I have a Jumpin Junction business wanting to occupy an existing VB 5400sf nonsprinlered building.

They specialize in children's parties and entertainment. They will have no cooking facilities and will allow only cake, ice cream and delivered pizza as far as food and soft drinks will be available.

Lots of kids, definitely unfamiliar surroundings with sights and sounds that my be confusing even to the adults.

These uses are becoming more common these days.

Is this an A-2 or A-3 and why?


----------



## north star (Feb 28, 2013)

*+ + +*

I vote A-3, with the condition that they not have any food warming/

heating activites !....*REASON:* No production or heating of food

products on the actual site.....That said, ...I do not know how an

"employee only" designated microwave would be regulated.....If

some of the kiddies wanted to heat up or re-heat their slice of

pizza, no one is going to say "No!"

*+ + +*


----------



## mark handler (Feb 28, 2013)

By definition

A-2 Assembly uses intended for food and/or drink consumption....

It does not say anything about cooking or heating....


----------



## kilitact (Feb 28, 2013)

A-3, recreation or amusment.


----------



## mtlogcabin (Feb 28, 2013)

A-2 Assembly *uses intended *for food and/or drink consumption including, but not limited to:

A-3 Assembly *uses intended *for worship, recreation or amusement and other assembly uses not classified elsewhere in Group A including, but not limited to

The intended use of the facility is recreation and amusement.

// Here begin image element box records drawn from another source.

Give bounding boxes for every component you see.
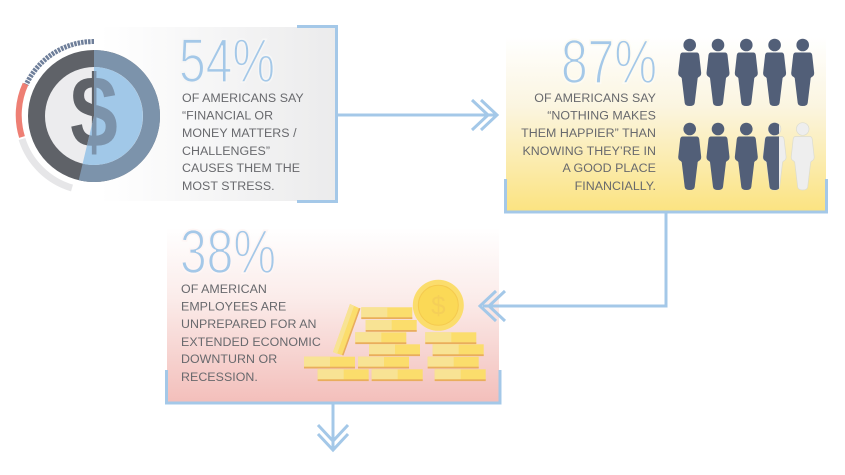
text: 87% description: FINANCIALLY. (575, 179, 656, 193)
text: 38% description: OF AMERICAN (181, 282, 267, 296)
stat: 38%: 38% (180, 218, 276, 287)
text: 87% description: KNOWING THEY’RE IN (522, 144, 656, 158)
arrow: down (318, 403, 348, 450)
text: 87% description: “NOTHING MAKES (547, 108, 656, 122)
bracket: bottom (166, 370, 500, 403)
text: 87% description: THEM HAPPIER” THAN (521, 126, 656, 140)
icon: dollar gauge (19, 41, 160, 188)
icon: dollar gauge: $ (70, 55, 118, 169)
text: 54% description: OF AMERICANS SAY (182, 91, 304, 105)
panel: 54% stress (19, 26, 336, 202)
text: 87% description: OF AMERICANS SAY (534, 91, 656, 105)
text: 54% description: “FINANCIAL OR (182, 108, 273, 122)
illustration: gold coin and bars (304, 280, 486, 381)
arrow: first to second (337, 100, 497, 130)
bracket: right (297, 26, 336, 202)
text: 38% description: DOWNTURN OR (181, 352, 277, 366)
panel: 87% happiness (506, 28, 826, 212)
icon: dollar gauge: $ (70, 55, 118, 169)
illustration: gold coin and bars: $ (431, 290, 446, 320)
stat: 87%: 87% (561, 28, 657, 97)
text: 54% description: MONEY MATTERS / (182, 126, 297, 140)
text: 54% description: MOST STRESS. (182, 179, 275, 193)
text: 38% description: EMPLOYEES ARE (181, 300, 286, 314)
stat: 54%: 54% (179, 27, 275, 96)
panel: 38% unprepared (166, 218, 500, 403)
text: 38% description: EXTENDED ECONOMIC (181, 335, 321, 349)
text: 54% description: CHALLENGES” (182, 144, 270, 158)
icon group: people 87 percent (678, 39, 814, 190)
text: 38% description: UNPREPARED FOR AN (181, 317, 317, 331)
arrow: second to third (480, 212, 666, 321)
text: 87% description: A GOOD PLACE (562, 161, 656, 175)
text: 54% description: CAUSES THEM THE (182, 161, 300, 175)
bracket: bottom (506, 179, 826, 212)
text: 38% description: RECESSION. (181, 370, 258, 384)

The food or drink consumption is ancillary similar to a bowling alley or amusment arcade or exhibition hall that may serve food and drink during an event.

It is an A-3 in my book


----------



## Builder Bob (Feb 28, 2013)

Depends.....

How much of the area is going to be used for food service ( less than 10 % of the floor space = Accessory) which would make this an A-3 since the majority of the floor area is for amusement......


----------



## RLGA (Feb 28, 2013)

Any space can be considered used for food and/or drink consumption (how many eat at their desks in a Group B?).  As mtlogcabin pointed out, it is the "intended" use that drives the classification.


----------



## mark handler (Mar 1, 2013)

RLGA said:
			
		

> Any space can be considered used for food and/or drink consumption (how many eat at their desks in a Group B?).  As mtlogcabin pointed out, it is the "intended" use that drives the classification.

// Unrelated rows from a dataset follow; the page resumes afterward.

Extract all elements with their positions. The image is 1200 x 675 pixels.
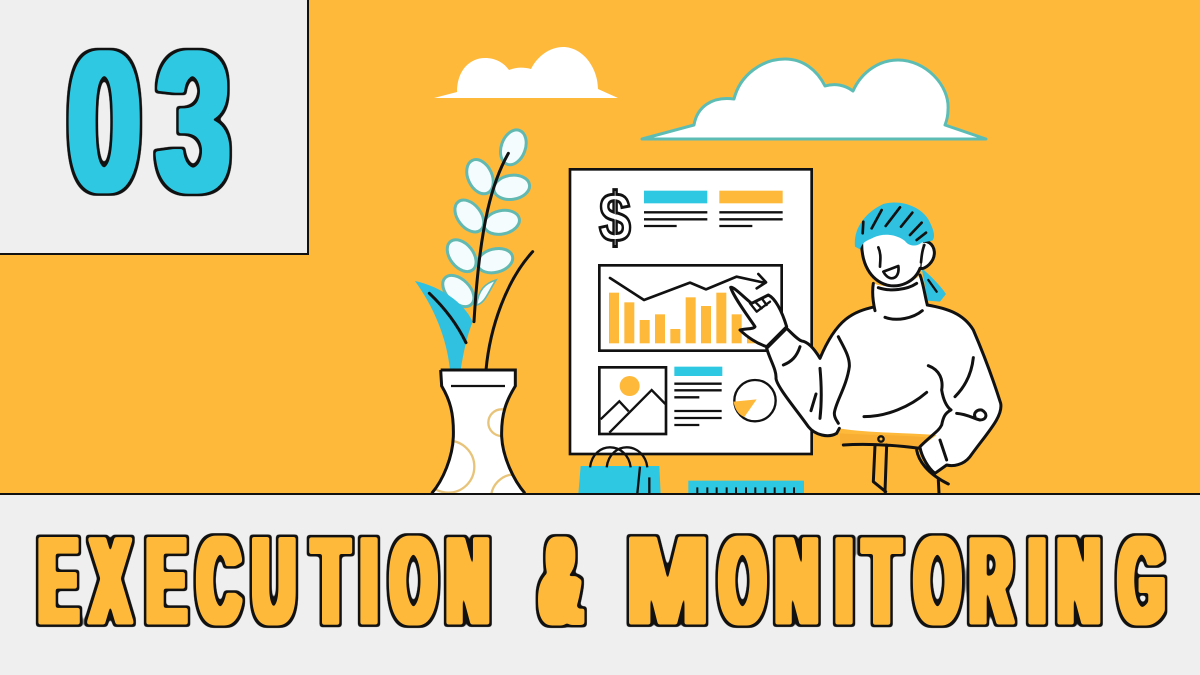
dollar icon: $	[599, 178, 631, 257]
bar and line chart	[599, 265, 782, 351]
cyan leaf	[415, 281, 473, 370]
title: M	[627, 513, 708, 650]
vase	[430, 368, 526, 493]
ponytail	[922, 268, 946, 302]
orange background	[0, 0, 1200, 494]
cyan text block	[644, 191, 707, 226]
lower text block	[674, 367, 722, 425]
pointing hand	[731, 287, 787, 347]
report board	[570, 169, 812, 454]
pie chart	[734, 380, 776, 421]
landscape picture icon	[599, 367, 666, 434]
plant stems	[429, 153, 533, 370]
ground line	[0, 493, 1200, 495]
shopping bag	[578, 447, 661, 494]
person pointing at the chart	[731, 203, 1001, 493]
potted plant	[415, 128, 534, 493]
ruler	[688, 481, 804, 494]
sweater folds	[783, 337, 986, 484]
neck lines	[873, 275, 927, 319]
title: EXECUTION &	[39, 513, 582, 650]
head	[855, 203, 934, 286]
sweater	[767, 305, 1001, 473]
large cloud	[642, 59, 986, 139]
trousers	[840, 433, 940, 493]
yellow text block	[719, 191, 783, 226]
section number: 03	[68, 11, 230, 232]
turtleneck	[873, 275, 927, 311]
title	[39, 513, 1164, 650]
small cloud	[434, 47, 618, 98]
plant leaves	[437, 126, 531, 312]
number panel	[0, 0, 308, 254]
bottom band	[0, 494, 1200, 675]
title: ONITORING	[720, 513, 1164, 650]
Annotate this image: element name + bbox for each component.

So Chuck-e-Cheese is an A3?

Since They make most of their money with entertainment not food....


----------



## RLGA (Mar 1, 2013)

mark handler said:
			
		

> So Chuck-e-Cheese is an A3?Since They make most of their money with entertainment not food....


You have to look at the "portion thereof" part of the Occupancy Group descriptions.  The gaming 'portion' of a Chuck-e-Cheese would be classified as Group A-3, but the eating area would be classified as Group A-2, since that 'portion' is intended for food and drink consumption.


----------



## Builder Bob (Mar 1, 2013)

The A-2 classification of A-2 may be deemed as an accessory to the A-3 provided that it doesn't exceed 10% of the floor area per floor......... Thus a smart designer would delineate the A-2 portion to 10% or less floor area and Chuck E Cheese would indeed be an A-3.......

This doesn't mean that the sprinkler requirement is for the higher occupant load ----

508.2.2 Occupancy classification.

Accessory occupancies shall be individually classified in accordance with Section 302.1. The requirements of this code shall apply to each portion of the building based on the occupancy classification of that space.


----------



## kilitact (Mar 1, 2013)

A-4 , A-5 viewing of indoor and outdoor. Appears that you would classify these as A-2 if more then 10% of the occupants are eating and drinking  i.e. hotdogs, popcorn, coke, beer etc?


----------



## Builder Bob (Mar 1, 2013)

no kilitect - these "arenas' are clearly defined by the code. the subject matter at hand is the grey area of code and its interpretations...... BTW, nice stir of the paddle..... just failed!


----------